The American Board of Thoracic Surgery stipulates that for surgeons in training, "operative experience requirements include an annual average of 125 major operations".
Let's be unequivocal - we need more patients.

The second reason we need more foreign patients is for biomedical innovation. For our biomedical research and innovation ambitions to be realised, Singapore needs medical scientists and clinicians to sub-specialise and focus on specific diseases or even sub-types of specific diseases.

And for this, we need patients, far more patients with certain selected diseases than Singapore's modest domestic population could ever provide.

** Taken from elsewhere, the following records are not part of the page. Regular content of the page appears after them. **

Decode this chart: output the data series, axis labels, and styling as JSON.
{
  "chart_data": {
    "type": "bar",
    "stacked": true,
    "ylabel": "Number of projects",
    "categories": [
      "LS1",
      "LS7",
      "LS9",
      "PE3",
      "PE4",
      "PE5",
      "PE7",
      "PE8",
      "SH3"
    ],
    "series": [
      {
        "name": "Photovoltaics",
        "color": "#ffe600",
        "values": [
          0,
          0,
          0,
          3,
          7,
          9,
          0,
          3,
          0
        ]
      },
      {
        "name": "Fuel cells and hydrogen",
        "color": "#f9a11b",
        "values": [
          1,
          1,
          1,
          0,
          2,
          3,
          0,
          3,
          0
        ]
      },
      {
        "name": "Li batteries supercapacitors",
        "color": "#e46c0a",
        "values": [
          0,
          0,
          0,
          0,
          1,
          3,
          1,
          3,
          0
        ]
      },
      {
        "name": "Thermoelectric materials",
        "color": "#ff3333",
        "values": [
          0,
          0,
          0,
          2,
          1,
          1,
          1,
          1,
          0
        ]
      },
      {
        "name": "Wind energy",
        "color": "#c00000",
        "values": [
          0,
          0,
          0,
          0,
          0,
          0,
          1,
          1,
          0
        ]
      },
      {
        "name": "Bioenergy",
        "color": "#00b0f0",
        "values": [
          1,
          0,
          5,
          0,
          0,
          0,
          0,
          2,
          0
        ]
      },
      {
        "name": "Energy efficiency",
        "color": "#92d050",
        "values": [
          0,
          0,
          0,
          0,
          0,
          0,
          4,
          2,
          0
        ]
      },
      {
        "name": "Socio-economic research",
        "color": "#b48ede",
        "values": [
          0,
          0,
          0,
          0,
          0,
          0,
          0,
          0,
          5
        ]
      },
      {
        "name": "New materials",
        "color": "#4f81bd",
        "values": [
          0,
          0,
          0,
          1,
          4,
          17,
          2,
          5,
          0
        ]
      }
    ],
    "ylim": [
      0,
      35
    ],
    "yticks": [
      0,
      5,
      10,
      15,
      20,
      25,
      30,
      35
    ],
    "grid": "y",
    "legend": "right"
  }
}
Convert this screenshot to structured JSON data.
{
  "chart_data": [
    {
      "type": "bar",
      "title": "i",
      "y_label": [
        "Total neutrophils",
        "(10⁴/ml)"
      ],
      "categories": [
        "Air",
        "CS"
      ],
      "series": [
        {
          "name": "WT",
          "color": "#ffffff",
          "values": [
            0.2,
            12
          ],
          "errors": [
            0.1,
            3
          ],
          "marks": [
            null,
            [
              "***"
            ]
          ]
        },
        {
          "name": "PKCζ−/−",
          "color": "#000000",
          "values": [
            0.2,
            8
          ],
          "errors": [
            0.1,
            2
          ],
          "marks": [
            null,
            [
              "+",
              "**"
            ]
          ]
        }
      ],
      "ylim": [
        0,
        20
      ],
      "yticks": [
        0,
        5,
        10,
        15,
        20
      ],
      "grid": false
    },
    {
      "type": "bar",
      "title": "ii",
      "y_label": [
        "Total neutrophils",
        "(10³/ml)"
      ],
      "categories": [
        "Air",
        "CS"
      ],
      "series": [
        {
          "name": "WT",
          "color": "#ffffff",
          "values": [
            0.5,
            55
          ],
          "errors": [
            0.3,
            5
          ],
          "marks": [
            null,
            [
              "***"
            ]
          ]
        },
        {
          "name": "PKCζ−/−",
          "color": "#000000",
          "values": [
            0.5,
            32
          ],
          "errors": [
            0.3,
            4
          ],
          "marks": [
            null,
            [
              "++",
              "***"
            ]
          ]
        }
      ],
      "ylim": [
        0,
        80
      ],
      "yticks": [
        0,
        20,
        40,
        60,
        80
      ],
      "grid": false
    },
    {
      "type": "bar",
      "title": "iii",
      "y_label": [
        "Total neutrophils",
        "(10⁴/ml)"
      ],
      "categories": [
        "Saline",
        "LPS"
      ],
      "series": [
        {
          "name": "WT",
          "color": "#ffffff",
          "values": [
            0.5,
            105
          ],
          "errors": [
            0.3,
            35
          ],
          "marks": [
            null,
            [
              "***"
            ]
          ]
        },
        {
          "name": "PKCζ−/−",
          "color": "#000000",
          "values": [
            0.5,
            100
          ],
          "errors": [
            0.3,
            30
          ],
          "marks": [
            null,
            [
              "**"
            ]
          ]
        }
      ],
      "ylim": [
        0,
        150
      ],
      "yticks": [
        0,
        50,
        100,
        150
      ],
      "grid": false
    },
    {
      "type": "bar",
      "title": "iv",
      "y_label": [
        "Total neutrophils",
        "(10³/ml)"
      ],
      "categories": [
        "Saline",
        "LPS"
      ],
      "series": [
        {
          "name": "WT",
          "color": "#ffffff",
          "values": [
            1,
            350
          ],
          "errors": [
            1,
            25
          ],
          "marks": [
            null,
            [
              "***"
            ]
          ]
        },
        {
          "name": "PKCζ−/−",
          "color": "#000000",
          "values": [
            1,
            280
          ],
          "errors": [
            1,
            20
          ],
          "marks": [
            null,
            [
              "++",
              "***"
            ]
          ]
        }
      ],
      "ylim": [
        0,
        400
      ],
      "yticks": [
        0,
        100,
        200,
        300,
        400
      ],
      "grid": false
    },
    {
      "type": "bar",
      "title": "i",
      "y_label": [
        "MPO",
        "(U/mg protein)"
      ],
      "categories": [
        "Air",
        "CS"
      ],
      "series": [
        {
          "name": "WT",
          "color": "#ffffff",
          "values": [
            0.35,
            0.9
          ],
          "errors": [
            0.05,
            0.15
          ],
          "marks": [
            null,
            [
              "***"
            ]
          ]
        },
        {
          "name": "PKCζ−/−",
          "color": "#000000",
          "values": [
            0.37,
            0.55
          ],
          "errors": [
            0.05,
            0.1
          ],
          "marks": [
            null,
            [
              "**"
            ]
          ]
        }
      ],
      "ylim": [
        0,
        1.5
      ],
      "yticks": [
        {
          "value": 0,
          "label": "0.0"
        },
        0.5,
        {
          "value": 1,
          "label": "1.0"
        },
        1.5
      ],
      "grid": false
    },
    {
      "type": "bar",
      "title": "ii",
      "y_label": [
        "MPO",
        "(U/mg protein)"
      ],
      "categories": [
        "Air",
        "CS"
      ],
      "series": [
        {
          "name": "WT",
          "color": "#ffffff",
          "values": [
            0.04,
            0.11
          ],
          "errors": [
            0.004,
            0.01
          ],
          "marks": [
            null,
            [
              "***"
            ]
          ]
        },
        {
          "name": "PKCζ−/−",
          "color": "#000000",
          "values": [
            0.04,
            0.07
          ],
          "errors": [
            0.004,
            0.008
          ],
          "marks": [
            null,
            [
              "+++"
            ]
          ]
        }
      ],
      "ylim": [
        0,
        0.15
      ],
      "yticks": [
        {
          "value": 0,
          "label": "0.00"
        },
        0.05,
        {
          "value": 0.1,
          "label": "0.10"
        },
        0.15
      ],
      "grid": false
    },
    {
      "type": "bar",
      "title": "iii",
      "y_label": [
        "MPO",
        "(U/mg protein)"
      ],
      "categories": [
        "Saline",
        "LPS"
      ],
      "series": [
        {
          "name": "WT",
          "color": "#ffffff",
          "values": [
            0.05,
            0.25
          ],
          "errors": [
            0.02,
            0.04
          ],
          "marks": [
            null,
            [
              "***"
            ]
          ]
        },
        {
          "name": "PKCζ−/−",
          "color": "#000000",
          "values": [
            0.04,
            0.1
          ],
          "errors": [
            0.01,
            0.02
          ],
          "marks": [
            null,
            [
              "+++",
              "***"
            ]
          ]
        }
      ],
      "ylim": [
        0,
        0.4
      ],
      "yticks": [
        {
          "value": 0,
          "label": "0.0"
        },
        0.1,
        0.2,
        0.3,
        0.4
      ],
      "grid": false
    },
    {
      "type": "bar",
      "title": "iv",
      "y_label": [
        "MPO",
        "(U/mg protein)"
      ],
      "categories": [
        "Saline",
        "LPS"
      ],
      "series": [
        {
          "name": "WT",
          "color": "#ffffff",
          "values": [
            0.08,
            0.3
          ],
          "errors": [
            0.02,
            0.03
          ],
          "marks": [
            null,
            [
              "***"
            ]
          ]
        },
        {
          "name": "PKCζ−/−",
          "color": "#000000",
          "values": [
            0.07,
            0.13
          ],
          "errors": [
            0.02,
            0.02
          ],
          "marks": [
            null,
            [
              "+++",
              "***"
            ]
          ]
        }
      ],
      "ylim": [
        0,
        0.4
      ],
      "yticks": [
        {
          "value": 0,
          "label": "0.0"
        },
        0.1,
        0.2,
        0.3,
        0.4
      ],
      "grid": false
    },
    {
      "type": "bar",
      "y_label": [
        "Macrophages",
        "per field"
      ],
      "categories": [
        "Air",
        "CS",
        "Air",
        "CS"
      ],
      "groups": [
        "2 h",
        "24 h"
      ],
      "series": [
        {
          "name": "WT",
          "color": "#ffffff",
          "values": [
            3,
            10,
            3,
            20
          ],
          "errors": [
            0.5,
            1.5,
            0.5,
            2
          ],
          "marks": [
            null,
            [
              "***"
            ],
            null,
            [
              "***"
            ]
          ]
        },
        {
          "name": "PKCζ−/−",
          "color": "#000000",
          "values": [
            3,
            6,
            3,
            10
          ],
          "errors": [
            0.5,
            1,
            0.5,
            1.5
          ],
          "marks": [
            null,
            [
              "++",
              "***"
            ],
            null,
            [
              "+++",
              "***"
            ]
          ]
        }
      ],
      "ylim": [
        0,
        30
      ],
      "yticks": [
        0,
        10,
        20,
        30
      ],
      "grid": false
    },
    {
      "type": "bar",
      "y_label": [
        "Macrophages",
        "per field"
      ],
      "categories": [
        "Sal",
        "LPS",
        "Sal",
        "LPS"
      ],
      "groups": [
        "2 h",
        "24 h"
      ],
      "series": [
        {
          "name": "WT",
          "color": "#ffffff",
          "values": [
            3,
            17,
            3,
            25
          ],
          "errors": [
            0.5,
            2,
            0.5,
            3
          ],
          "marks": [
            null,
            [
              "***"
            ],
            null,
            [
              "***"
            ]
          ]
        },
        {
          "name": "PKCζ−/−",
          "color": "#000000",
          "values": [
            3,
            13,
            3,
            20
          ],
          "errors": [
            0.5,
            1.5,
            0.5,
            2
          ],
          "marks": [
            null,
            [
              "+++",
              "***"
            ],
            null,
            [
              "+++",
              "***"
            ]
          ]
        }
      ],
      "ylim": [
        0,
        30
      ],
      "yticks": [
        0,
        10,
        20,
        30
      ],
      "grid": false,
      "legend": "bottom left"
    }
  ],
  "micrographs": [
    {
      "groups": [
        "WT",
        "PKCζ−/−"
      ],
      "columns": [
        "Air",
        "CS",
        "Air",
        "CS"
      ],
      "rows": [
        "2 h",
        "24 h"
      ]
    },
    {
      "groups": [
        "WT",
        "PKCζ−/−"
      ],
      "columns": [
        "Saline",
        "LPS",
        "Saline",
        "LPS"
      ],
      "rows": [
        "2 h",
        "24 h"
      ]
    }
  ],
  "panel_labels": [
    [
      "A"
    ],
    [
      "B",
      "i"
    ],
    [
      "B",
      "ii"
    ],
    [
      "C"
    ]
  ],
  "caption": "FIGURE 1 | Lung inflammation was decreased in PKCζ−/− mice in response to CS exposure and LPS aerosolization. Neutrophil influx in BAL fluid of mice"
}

When I trained in Johns Hopkins Hospital, my supervisor was Dr Patrick Walsh, a world-renowned expert in prostate cancer. He had performed personally thousands of prostate cancer operations and this intimate knowledge of the disease had enabled him to pioneer innovative surgical techniques and contribute immensely to the foundational understanding of prostate diseases. His patients come from all over the world, not just America.

This call to reignite SingaporeMedicine is not a blunderbuss, clumsy and unbridled pursuit of all manner of foreign patients. Similar to labour policy, SingaporeMedicine needs a scalpel-like precision:
  • Where are Singapore's strategic priorities in healthcare and where are the gaps? 
  • Which types of foreign patients with diseases of interest and value to Singapore do we need to help plug these gaps? 
  •  How do we encourage, for our own interests, foreign patients with these conditions to choose Singapore and help us maintain our pole position as a regional medical hub and as an increasingly successful biomedical powerhouse? Better coordination between public and private healthcare sectors? Special visa arrangements? Subsidies for expensive technologies? 
I don't have the answers, but I do know we need to have that conversation.

Forget the one about foreign patients crowding out locals; it's a red herring and hurts Singaporeans.

Let's discuss how some types of foreign patients can benefit from the excellent care Singapore is able to offer today, and help us to help ourselves. 


The writer is a partner in the Health & Life Sciences practice of Oliver Wyman, a management consulting firm.

[A well-argued position on the need for Singapore to widen our market for healthcare. Unfortunately, most people are mono-factorial decision makers who are unable to see beyond their personal interests and concerns. 

There is a quote (erroneously attributed to Edison) that 5% of people think, 10% think they think, and 85% would rather die than think.

Actual percentages aside, and whether these are immutable qualities or situation-specific qualities, in most cases, people tend to react viscerally, from the gut. Thinking takes energy and resources (time) and time-stressed people, will take shortcuts (heuristics). 

From an interview, Edison showed a sign he had printed:
"There is no expedient to which a man will not resort to avoid the real labor of thinking."
- Sir Joshua Reynolds 
“That is true. There is hardly a day that I do not discover how painfully true it is,” went on Mr. Edison. “What progress individuals could make, and what progress the world would make, if thinking were given proper consideration! It seems to me that not one man in a thousand appreciates what can be accomplished by training the mind to think.
Heuristics are expedients that most (if not all) will resort to, to avoid having to think.

The comments section of the online paper is rife with illustrations of such "expedience".

The point is, the argument is sound, it is logical, and it is even persuasive. If one is persuaded by facts and logic. 

The problem is that the vast majority of people do not use logic, are rationalising creatures, not rational creatures, and are selective audience for information that support their pre-conceived notions. 

Hence, MOH had to climb down from their well-thought out policy to frame the policy in politically digestible morsels. 

There is nothing wrong with this. Call this Behavioural Economics or Political Economics or Behavioural Politics or chopped liver. Understand that good policy must be translated into good politics or it will not fly.]